# MTHT 435 Foundations of Number Theory

## Useful MAPLE Commands

Chapter 1: Divisibility
• Division: Suppose b is positive and we want to write a=qb+r. We can calculate q using the command:

floor(a/b);

and we can calculate r using the command
a mod b;

as we will frequently want to calculate both q and r it is useful to define a simple function. Here is a function called idiv for integer division.
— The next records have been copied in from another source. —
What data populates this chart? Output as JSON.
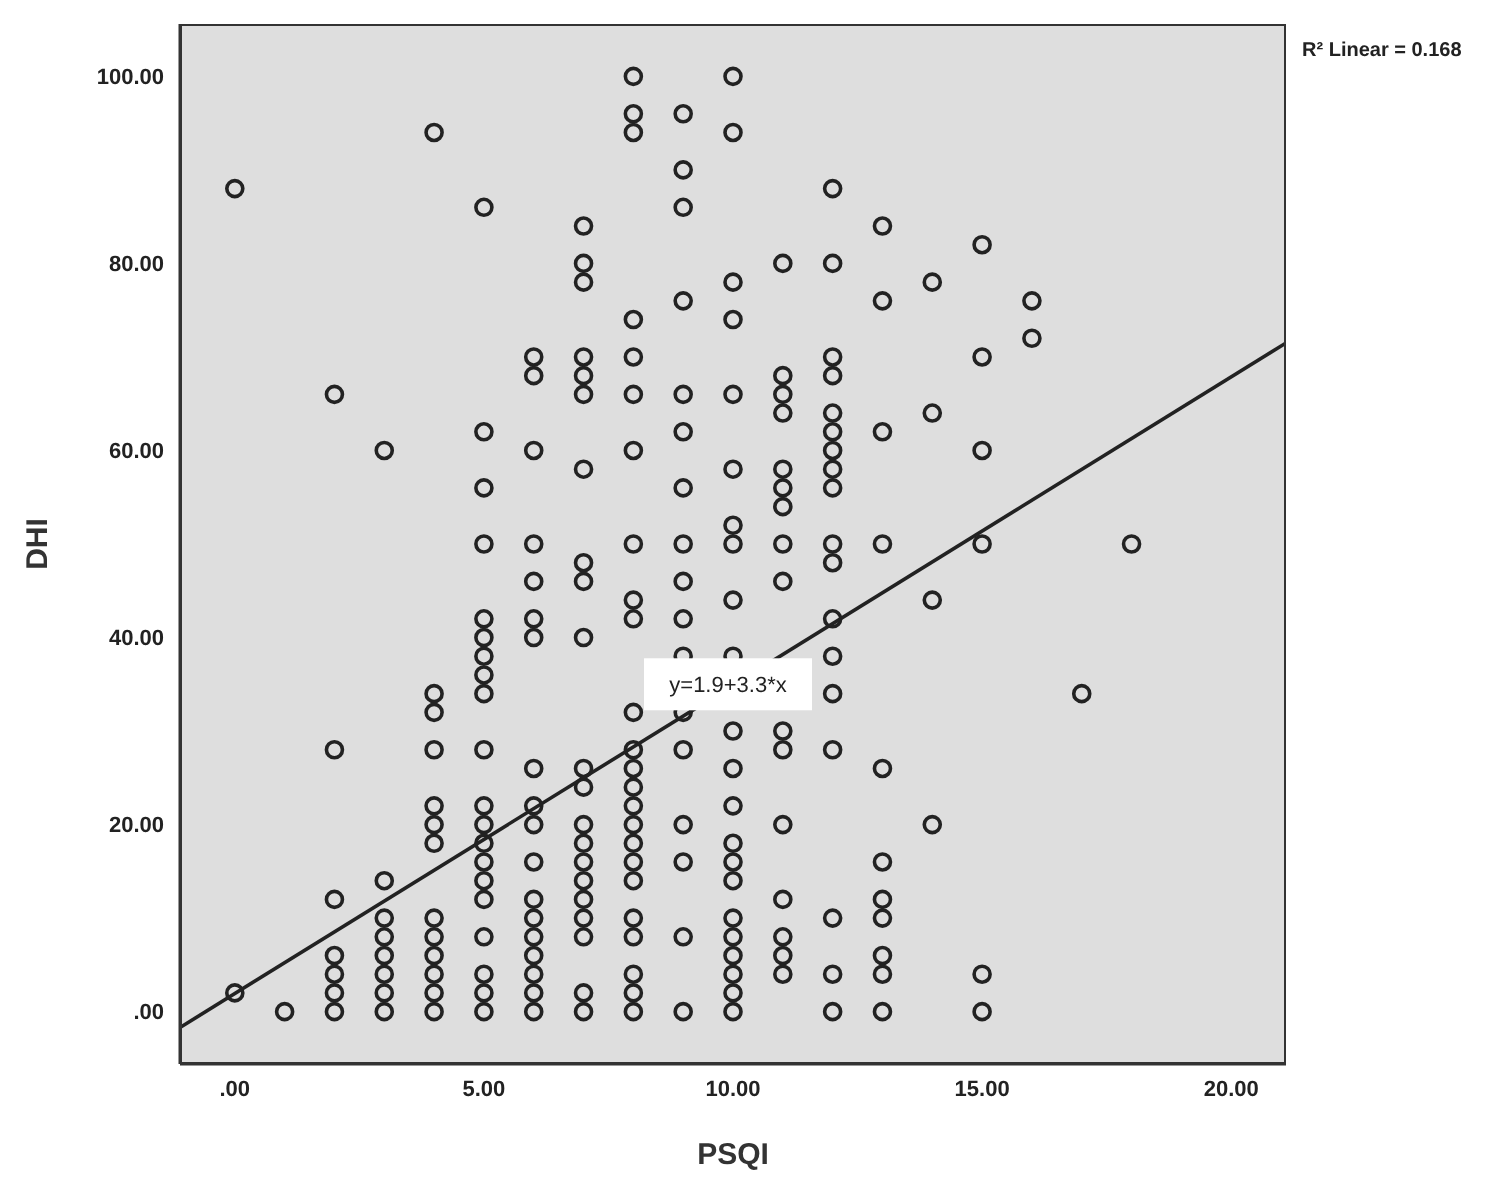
{
  "chart_data": {
    "type": "scatter",
    "xlabel": "PSQI",
    "ylabel": "DHI",
    "xlim": [
      -1.1,
      21.1
    ],
    "ylim": [
      -5.6,
      105.6
    ],
    "xticks": [
      {
        "value": 0,
        "label": ".00"
      },
      {
        "value": 5,
        "label": "5.00"
      },
      {
        "value": 10,
        "label": "10.00"
      },
      {
        "value": 15,
        "label": "15.00"
      },
      {
        "value": 20,
        "label": "20.00"
      }
    ],
    "yticks": [
      {
        "value": 0,
        "label": ".00"
      },
      {
        "value": 20,
        "label": "20.00"
      },
      {
        "value": 40,
        "label": "40.00"
      },
      {
        "value": 60,
        "label": "60.00"
      },
      {
        "value": 80,
        "label": "80.00"
      },
      {
        "value": 100,
        "label": "100.00"
      }
    ],
    "marker": "circle",
    "annotations": [
      {
        "text": "y=1.9+3.3*x",
        "x": 9.9,
        "y": 35
      },
      "R² Linear = 0.168"
    ],
    "series": [
      {
        "color": "#222222",
        "x": [
          0,
          0,
          1,
          2,
          2,
          2,
          2,
          2,
          2,
          2,
          3,
          3,
          3,
          3,
          3,
          3,
          3,
          3,
          4,
          4,
          4,
          4,
          4,
          4,
          4,
          4,
          4,
          4,
          4,
          4,
          4,
          5,
          5,
          5,
          5,
          5,
          5,
          5,
          5,
          5,
          5,
          5,
          5,
          5,
          5,
          5,
          5,
          5,
          5,
          5,
          5,
          6,
          6,
          6,
          6,
          6,
          6,
          6,
          6,
          6,
          6,
          6,
          6,
          6,
          6,
          6,
          6,
          6,
          6,
          7,
          7,
          7,
          7,
          7,
          7,
          7,
          7,
          7,
          7,
          7,
          7,
          7,
          7,
          7,
          7,
          7,
          7,
          7,
          7,
          7,
          8,
          8,
          8,
          8,
          8,
          8,
          8,
          8,
          8,
          8,
          8,
          8,
          8,
          8,
          8,
          8,
          8,
          8,
          8,
          8,
          8,
          8,
          8,
          8,
          9,
          9,
          9,
          9,
          9,
          9,
          9,
          9,
          9,
          9,
          9,
          9,
          9,
          9,
          9,
          9,
          9,
          10,
          10,
          10,
          10,
          10,
          10,
          10,
          10,
          10,
          10,
          10,
          10,
          10,
          10,
          10,
          10,
          10,
          10,
          10,
          10,
          10,
          10,
          11,
          11,
          11,
          11,
          11,
          11,
          11,
          11,
          11,
          11,
          11,
          11,
          11,
          11,
          11,
          11,
          12,
          12,
          12,
          12,
          12,
          12,
          12,
          12,
          12,
          12,
          12,
          12,
          12,
          12,
          12,
          12,
          12,
          12,
          13,
          13,
          13,
          13,
          13,
          13,
          13,
          13,
          13,
          13,
          13,
          14,
          14,
          14,
          14,
          15,
          15,
          15,
          15,
          15,
          15,
          16,
          16,
          17,
          18
        ],
        "values": [
          88,
          2,
          0,
          66,
          28,
          12,
          6,
          4,
          2,
          0,
          60,
          14,
          10,
          8,
          6,
          4,
          2,
          0,
          94,
          34,
          32,
          28,
          22,
          20,
          18,
          10,
          8,
          6,
          4,
          2,
          0,
          86,
          62,
          56,
          50,
          42,
          40,
          38,
          36,
          34,
          28,
          22,
          20,
          18,
          16,
          14,
          12,
          8,
          4,
          2,
          0,
          70,
          68,
          60,
          50,
          46,
          42,
          40,
          26,
          22,
          20,
          16,
          12,
          10,
          8,
          6,
          4,
          2,
          0,
          84,
          80,
          78,
          70,
          68,
          66,
          58,
          48,
          46,
          40,
          26,
          24,
          20,
          18,
          16,
          14,
          12,
          10,
          8,
          2,
          0,
          100,
          96,
          94,
          74,
          70,
          66,
          60,
          50,
          44,
          42,
          32,
          28,
          26,
          24,
          22,
          20,
          18,
          16,
          14,
          10,
          8,
          4,
          2,
          0,
          96,
          90,
          86,
          76,
          66,
          62,
          56,
          50,
          46,
          42,
          38,
          32,
          28,
          20,
          16,
          8,
          0,
          100,
          94,
          78,
          74,
          66,
          58,
          52,
          50,
          44,
          38,
          30,
          26,
          22,
          18,
          16,
          14,
          10,
          8,
          6,
          4,
          2,
          0,
          80,
          68,
          66,
          64,
          58,
          56,
          54,
          50,
          46,
          30,
          28,
          20,
          12,
          8,
          6,
          4,
          88,
          80,
          70,
          68,
          64,
          62,
          60,
          58,
          56,
          50,
          48,
          42,
          38,
          34,
          28,
          10,
          4,
          0,
          84,
          76,
          62,
          50,
          26,
          16,
          12,
          10,
          6,
          4,
          0,
          78,
          64,
          44,
          20,
          82,
          70,
          60,
          50,
          4,
          0,
          76,
          72,
          34,
          50
        ]
      },
      {
        "type": "line",
        "color": "#222222",
        "x": [
          -1.1,
          21.1
        ],
        "values": [
          -1.7,
          71.5
        ],
        "line_style": "solid",
        "marker": "none"
      }
    ]
  }
}
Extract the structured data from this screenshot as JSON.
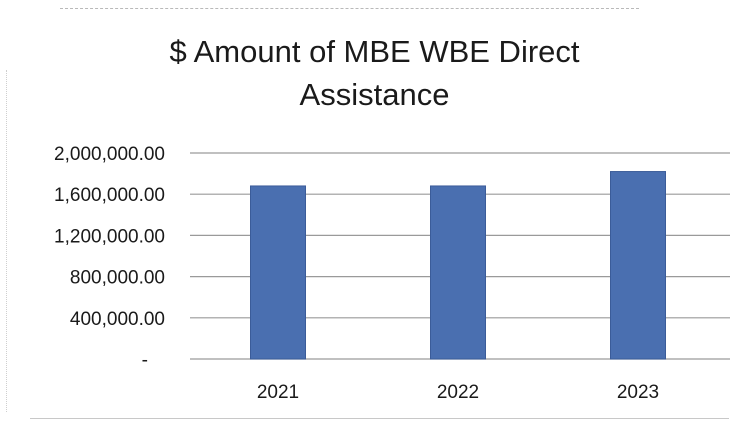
{
  "chart_data": {
    "type": "bar",
    "title": "$ Amount of MBE WBE Direct Assistance",
    "title_lines": [
      "$ Amount of MBE WBE Direct",
      "Assistance"
    ],
    "xlabel": "",
    "ylabel": "",
    "categories": [
      "2021",
      "2022",
      "2023"
    ],
    "values": [
      1680000,
      1680000,
      1820000
    ],
    "ylim": [
      0,
      2000000
    ],
    "y_ticks": [
      0,
      400000,
      800000,
      1200000,
      1600000,
      2000000
    ],
    "y_tick_labels": [
      "-",
      "400,000.00",
      "800,000.00",
      "1,200,000.00",
      "1,600,000.00",
      "2,000,000.00"
    ],
    "grid": true,
    "legend": "none",
    "colors": {
      "bar": "#4a6fb0",
      "bar_edge": "#3b5c99",
      "grid": "#9a9a9a",
      "text": "#1a1a1a"
    }
  }
}
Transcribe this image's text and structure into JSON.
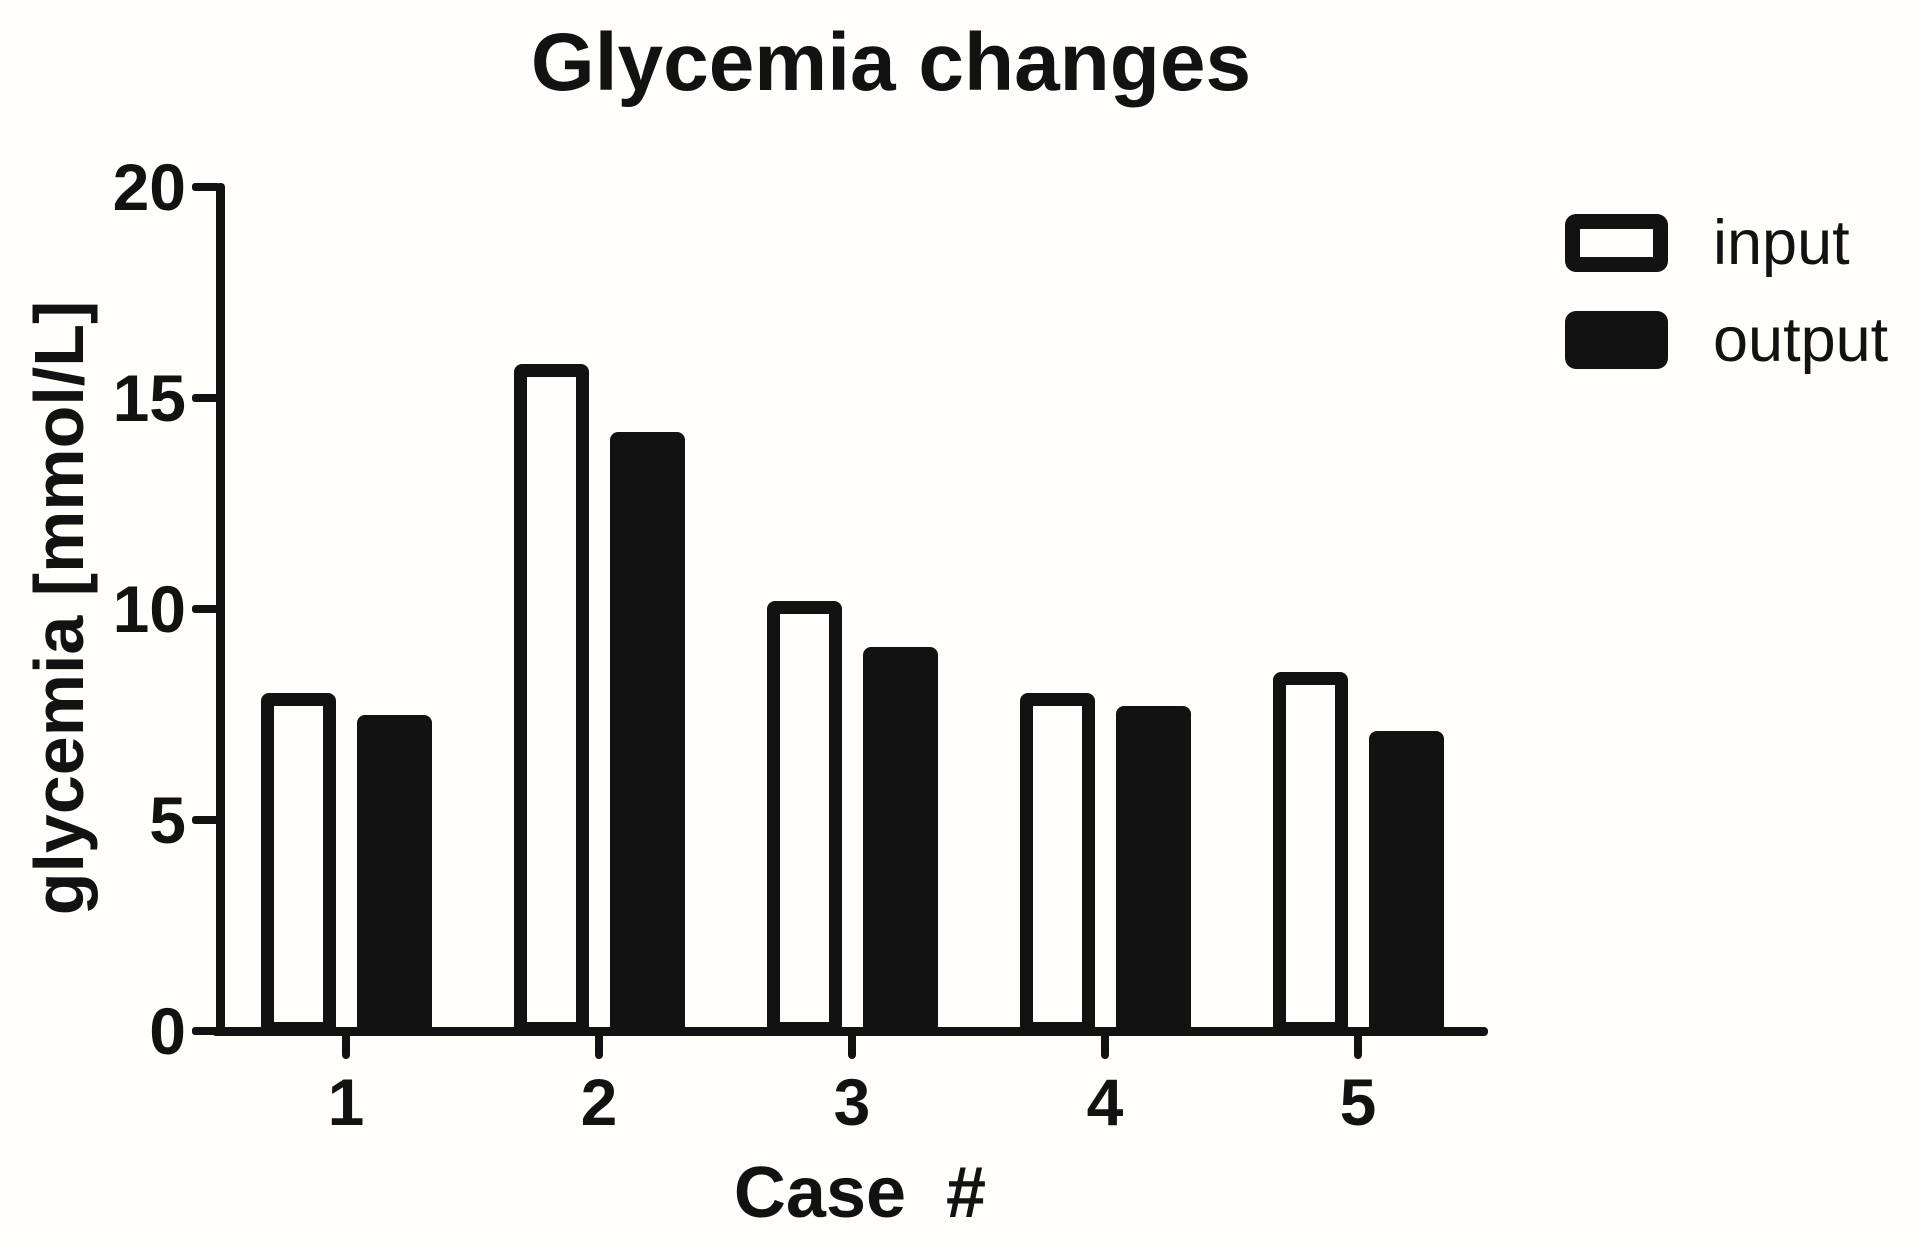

Add the following definition to your worksheet.
idiv:=(n,m)->[floor(n/m),n mod m];

Once we have defined idiv if we give the command
idiv(a,b);

MAPLE will return the pair
[q,r]

where a=qb+r.

• gcd(a,b) and lcm(a,b) can be computed with the commands
gcd(a,b);
lcm(a,b);
Chapter 3,4 Congruences
• We calculate a (mod n) using the command
a mod n;
For example 4*7 mod 5 will return 3

• If a and n are relatively prime we can solve ax=b mod n by
b/a mod n

• We can define a function modpow such that modpow(a,x,n) returns a^x (mod n)
modpow:=(a,x,n)-> piecewise( x=0, 1, x=1, a mod n, x mod 2=1 , a*modpow(a,x-1,n) mod n, x mod 2=0, modpow(a,x/2,n)^2 mod n);